Given an element s of S, we will indicate with s_p the point part and with s_a the angle part. I would like to know if there exist an efficient data structure such that, given a query point q, is able to return all the elements s in S such that
(dist(q_p, s_p) < threshold_1) AND (angle_diff(q_a, s_a) < threshold_2) (1)
where dist(p1,p2), with p1,p2 2D points, is the euclidean distance, and angle_diff(a1,a2), with a1,a2 angles, is the difference between angles (taken to be the smallest one). The data structure should be efficient w.r.t. insertion/deletion of elements and the search as defined above. The number of vectors can grow up to 10.000 and more, but take this with a grain of salt.
Now suppose to change the above requirement: instead of using the condition (1), let's request all the elements of S such that, given a distance function d, we want all elements of S such that d(q,s) < threshold. If i remember well, this last setup is called range-search.
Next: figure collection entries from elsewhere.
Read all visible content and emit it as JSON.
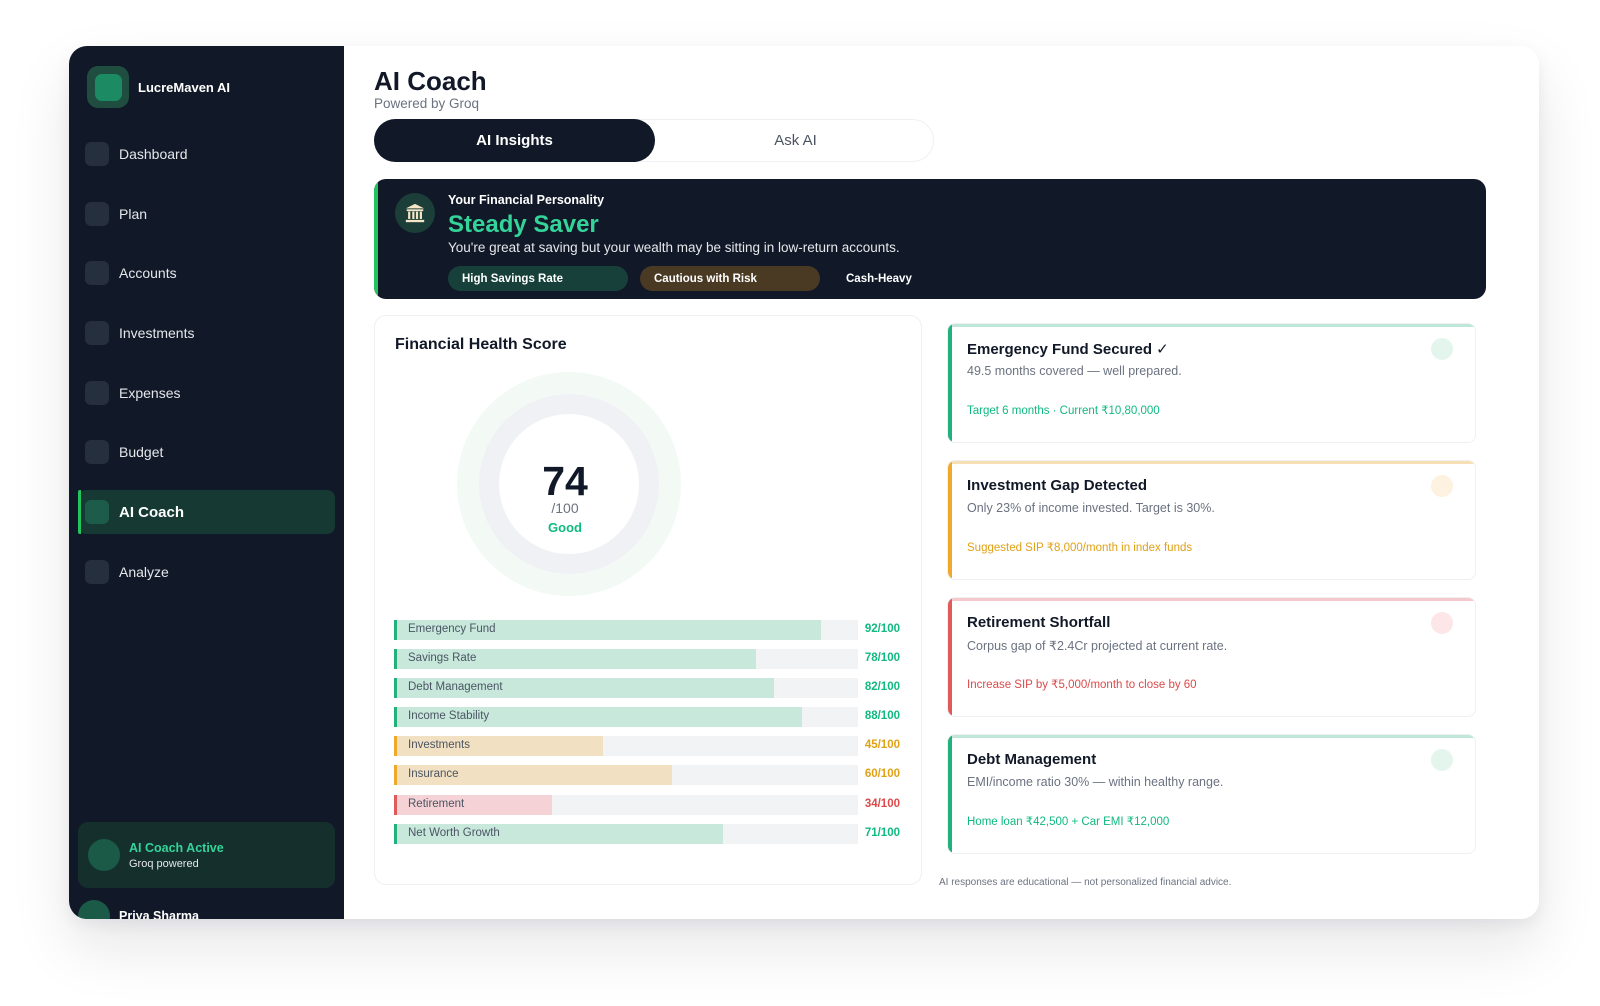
{
  "brand": {
    "name": "LucreMaven AI"
  },
  "nav": {
    "items": [
      {
        "label": "Dashboard"
      },
      {
        "label": "Plan"
      },
      {
        "label": "Accounts"
      },
      {
        "label": "Investments"
      },
      {
        "label": "Expenses"
      },
      {
        "label": "Budget"
      },
      {
        "label": "AI Coach",
        "active": true
      },
      {
        "label": "Analyze"
      }
    ]
  },
  "coach_status": {
    "title": "AI Coach Active",
    "subtitle": "Groq powered"
  },
  "user": {
    "name": "Priya Sharma"
  },
  "page": {
    "title": "AI Coach",
    "subtitle": "Powered by Groq"
  },
  "tabs": [
    {
      "label": "AI Insights",
      "selected": true
    },
    {
      "label": "Ask AI",
      "selected": false
    }
  ],
  "personality": {
    "icon": "bank-icon",
    "label": "Your Financial Personality",
    "type": "Steady Saver",
    "description": "You're great at saving but your wealth may be sitting in low-return accounts.",
    "tags": [
      "High Savings Rate",
      "Cautious with Risk",
      "Cash-Heavy"
    ]
  },
  "health": {
    "title": "Financial Health Score",
    "score": "74",
    "max": "/100",
    "grade": "Good",
    "metrics": [
      {
        "label": "Emergency Fund",
        "value": 92,
        "display": "92/100",
        "status": "good"
      },
      {
        "label": "Savings Rate",
        "value": 78,
        "display": "78/100",
        "status": "good"
      },
      {
        "label": "Debt Management",
        "value": 82,
        "display": "82/100",
        "status": "good"
      },
      {
        "label": "Income Stability",
        "value": 88,
        "display": "88/100",
        "status": "good"
      },
      {
        "label": "Investments",
        "value": 45,
        "display": "45/100",
        "status": "warn"
      },
      {
        "label": "Insurance",
        "value": 60,
        "display": "60/100",
        "status": "warn"
      },
      {
        "label": "Retirement",
        "value": 34,
        "display": "34/100",
        "status": "bad"
      },
      {
        "label": "Net Worth Growth",
        "value": 71,
        "display": "71/100",
        "status": "good"
      }
    ]
  },
  "insights": [
    {
      "title": "Emergency Fund Secured",
      "check": "✓",
      "description": "49.5 months covered — well prepared.",
      "action": "Target 6 months  ·  Current ₹10,80,000",
      "status": "good"
    },
    {
      "title": "Investment Gap Detected",
      "check": "",
      "description": "Only 23% of income invested. Target is 30%.",
      "action": "Suggested SIP ₹8,000/month in index funds",
      "status": "warn"
    },
    {
      "title": "Retirement Shortfall",
      "check": "",
      "description": "Corpus gap of ₹2.4Cr projected at current rate.",
      "action": "Increase SIP by ₹5,000/month to close by 60",
      "status": "bad"
    },
    {
      "title": "Debt Management",
      "check": "",
      "description": "EMI/income ratio 30% — within healthy range.",
      "action": "Home loan ₹42,500 + Car EMI ₹12,000",
      "status": "good"
    }
  ],
  "disclaimer": "AI responses are educational — not personalized financial advice.",
  "colors": {
    "good": {
      "accent": "#22b07d",
      "fill": "#c8e8dc",
      "text": "#10b981",
      "top": "#bfe7d7",
      "dot": "#e4f5ee"
    },
    "warn": {
      "accent": "#f0a92a",
      "fill": "#f2e0c2",
      "text": "#e0a116",
      "top": "#f5dfb3",
      "dot": "#fdf1e0"
    },
    "bad": {
      "accent": "#e05a5a",
      "fill": "#f4d2d6",
      "text": "#dc4a4a",
      "top": "#f5c9cc",
      "dot": "#fde6e8"
    }
  }
}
I don't know if the first case can be transformed in the second.
For the distance search I believe the accepted best method is a Binary Space Partition tree. This can be stored as a series of bits. Each two bits (for a 2D tree) or three bits (for a 3D tree) subdivides the space one more level, increasing resolution.
Using a BSP, locating a set of objects to compare distances with is pretty easy. Just find the smallest set of squares or cubes which contain the edges of your distance box.
For the angle, I don't know of anything. I suppose that you could store each object in a second list or tree sorted by its angle. Then you would find every object at the proper distance using the BSP, every object at the proper angles using the angle tree, then do a set intersection.
You have effectively described a "three dimensional cyclindrical space", ie. a space that is locally three dimensional but where one dimension is topologically cyclic. In other words, it is locally flat and may be modeled as the boundary of a four-dimensional object C4 in (x, y, z, w) defined by
z^2 + w^2 = 1
where
a = arctan(w/z)
With this model, the space defined by your constraints is a 2-dimensional cylinder wrapped "lengthwise" around a cross section wedge, where the wedge wraps around the 4-d cylindrical space with an angle of 2 * threshold_2. This can be modeled using a "modified k-d tree" approach (modified 3-d tree), where the data structure is not a tree but actually a graph (it has cycles). You can still partition this space into cells with hyperplane separation, but traveling along the curve defined by (z, w) in the positive direction may encounter a point encountered in the negative direction. The tree should be modified to actually lead to these nodes from both directions, so that the edges are bidirectional (in the z-w curve direction - the others are obviously still unidirectional).
These cycles do not change the effectiveness of the data structure in locating nearby points or allowing your constraint search. In fact, for the most part, those algorithms are only slightly modified (the simplest approach being to hold a visited node data structure to prevent cycles in the search - you test the next neighbors about to be searched).
This will work especially well for your criteria, since the region you define is effectively bounded by these axis-defined hyperplane-bounded cells of a k-d tree, and so the search termination will leave a region on average populated around pi / 4 percent of the area.